With more than a thousand projects completed, at age 78, Bofill heads up a prolific, Barcelona-based architecture shop which worked in more than 50 countries but many of them in his native Catalonia and elsewhere in Spain. Notable examples include terminals at Barcelona’s Aeoroport del Prat (above), the city’s W Hotel and port expansion; and various other company and governmental headquarters, blocks of flats, and cultural institutions.
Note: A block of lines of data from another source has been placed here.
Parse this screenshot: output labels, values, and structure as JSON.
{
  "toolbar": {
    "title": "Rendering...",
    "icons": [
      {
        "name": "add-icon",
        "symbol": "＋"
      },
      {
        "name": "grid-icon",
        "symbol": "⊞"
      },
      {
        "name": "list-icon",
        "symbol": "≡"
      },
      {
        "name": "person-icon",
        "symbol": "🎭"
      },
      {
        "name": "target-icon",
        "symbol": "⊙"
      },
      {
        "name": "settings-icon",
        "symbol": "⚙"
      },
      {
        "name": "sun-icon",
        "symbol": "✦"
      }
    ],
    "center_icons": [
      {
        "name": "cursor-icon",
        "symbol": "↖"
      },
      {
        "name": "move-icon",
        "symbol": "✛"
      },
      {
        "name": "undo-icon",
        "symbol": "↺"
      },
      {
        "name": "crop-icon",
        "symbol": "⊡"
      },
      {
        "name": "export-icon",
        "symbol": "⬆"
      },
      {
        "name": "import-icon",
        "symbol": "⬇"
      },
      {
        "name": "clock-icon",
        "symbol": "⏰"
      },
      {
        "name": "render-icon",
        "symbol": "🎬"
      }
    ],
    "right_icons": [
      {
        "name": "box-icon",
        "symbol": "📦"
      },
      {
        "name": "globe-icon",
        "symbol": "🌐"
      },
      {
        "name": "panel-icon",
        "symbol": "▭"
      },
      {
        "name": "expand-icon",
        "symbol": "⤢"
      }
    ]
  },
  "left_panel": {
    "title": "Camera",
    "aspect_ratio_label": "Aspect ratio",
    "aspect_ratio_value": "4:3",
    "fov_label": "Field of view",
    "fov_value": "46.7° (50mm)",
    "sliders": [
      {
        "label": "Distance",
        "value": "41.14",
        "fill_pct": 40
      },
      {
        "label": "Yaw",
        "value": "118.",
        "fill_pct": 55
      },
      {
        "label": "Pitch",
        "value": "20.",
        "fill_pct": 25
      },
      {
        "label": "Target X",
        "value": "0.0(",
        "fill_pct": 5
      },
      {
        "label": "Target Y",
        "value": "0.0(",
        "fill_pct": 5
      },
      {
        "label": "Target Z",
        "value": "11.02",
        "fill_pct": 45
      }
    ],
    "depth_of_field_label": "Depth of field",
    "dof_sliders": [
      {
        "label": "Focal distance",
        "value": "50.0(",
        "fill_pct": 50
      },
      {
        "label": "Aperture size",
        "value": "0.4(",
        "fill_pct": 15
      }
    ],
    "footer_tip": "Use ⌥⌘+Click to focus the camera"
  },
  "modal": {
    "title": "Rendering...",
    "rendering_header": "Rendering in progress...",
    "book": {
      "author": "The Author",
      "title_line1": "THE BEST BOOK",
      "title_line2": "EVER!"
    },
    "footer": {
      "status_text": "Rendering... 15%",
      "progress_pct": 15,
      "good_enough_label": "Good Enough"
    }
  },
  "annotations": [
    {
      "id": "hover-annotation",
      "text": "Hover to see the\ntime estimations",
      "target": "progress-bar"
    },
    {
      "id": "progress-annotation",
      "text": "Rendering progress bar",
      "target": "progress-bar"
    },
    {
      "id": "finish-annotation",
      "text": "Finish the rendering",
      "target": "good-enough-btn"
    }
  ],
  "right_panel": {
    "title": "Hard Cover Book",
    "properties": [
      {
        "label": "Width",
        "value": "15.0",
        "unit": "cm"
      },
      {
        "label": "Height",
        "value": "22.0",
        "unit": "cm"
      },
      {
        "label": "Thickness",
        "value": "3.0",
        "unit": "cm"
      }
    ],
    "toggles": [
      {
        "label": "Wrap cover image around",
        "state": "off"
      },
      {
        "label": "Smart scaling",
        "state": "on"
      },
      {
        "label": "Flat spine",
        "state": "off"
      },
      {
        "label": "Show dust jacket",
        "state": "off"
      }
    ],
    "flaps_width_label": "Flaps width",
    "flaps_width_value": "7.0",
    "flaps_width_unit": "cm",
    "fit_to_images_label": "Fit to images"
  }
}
Born in the Benimàmet area of Valencia in 1951, Calatrava’s home town is also the site of one of his most prominent neofuturist works, the City of Arts and Sciences (top), built over several years ending in 2005 and so striking it has been featured several times on screen (such as Tomorrowland, 2015, and Dr. Who). Others were built in preparation for major events such as the 1992 Barcelona Olympics (such as the Montjuïc Communications Tower) and Seville World’s Fair (the Kuwait Pavillion, the dramatic triangular Alamillo Bridge over to La Cartuja Island on which the fair was held). Other favourites include the Zubizuri (1994-97),a footbridge spanning the right and left banks for Bilbao’s Nervión River, and the Auditorio de Tenerife cultural centre as well as its 1996 congresses/trade fairs complex of Santa Cruz, on Tenerife, Canary Islands.
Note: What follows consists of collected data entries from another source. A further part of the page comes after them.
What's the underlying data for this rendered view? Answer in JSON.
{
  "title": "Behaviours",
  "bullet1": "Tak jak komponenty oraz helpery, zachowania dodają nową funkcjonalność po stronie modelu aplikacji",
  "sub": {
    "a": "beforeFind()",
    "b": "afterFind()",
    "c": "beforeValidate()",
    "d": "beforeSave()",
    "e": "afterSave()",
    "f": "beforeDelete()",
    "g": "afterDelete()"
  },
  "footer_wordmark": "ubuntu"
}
Outside Spain, prominent buildings include the 2016 Museu do Amanhã (Museum of Tomorrow) in Rio de Janeiro as well the World Trade Centre Transportation Hub, part of the complex which finally replaced the Twin Towers destroyed the the terrorist attack of September 11, 2001.
About to turn 80, Moneo was born in the Navarra city of Tudela and to date has been the only Spanish architect to have received the Pritzker Prize (not even Bofill or Calatrava), architecture’s answer to the Nobel Prizes, with the prize jury citing in Spain Madrid’s Bankinter and Atocha railway station expansion; a town square in Logroño, Rioja; the Previsión Española office building in Seville; and Barcelona’s L’Illa Diagonal shopping centre. Among other important works are Bilbao’s Kursaal cultural venue and congress hall; and the expansion of Madrid’s iconic Prado Museum in 2007.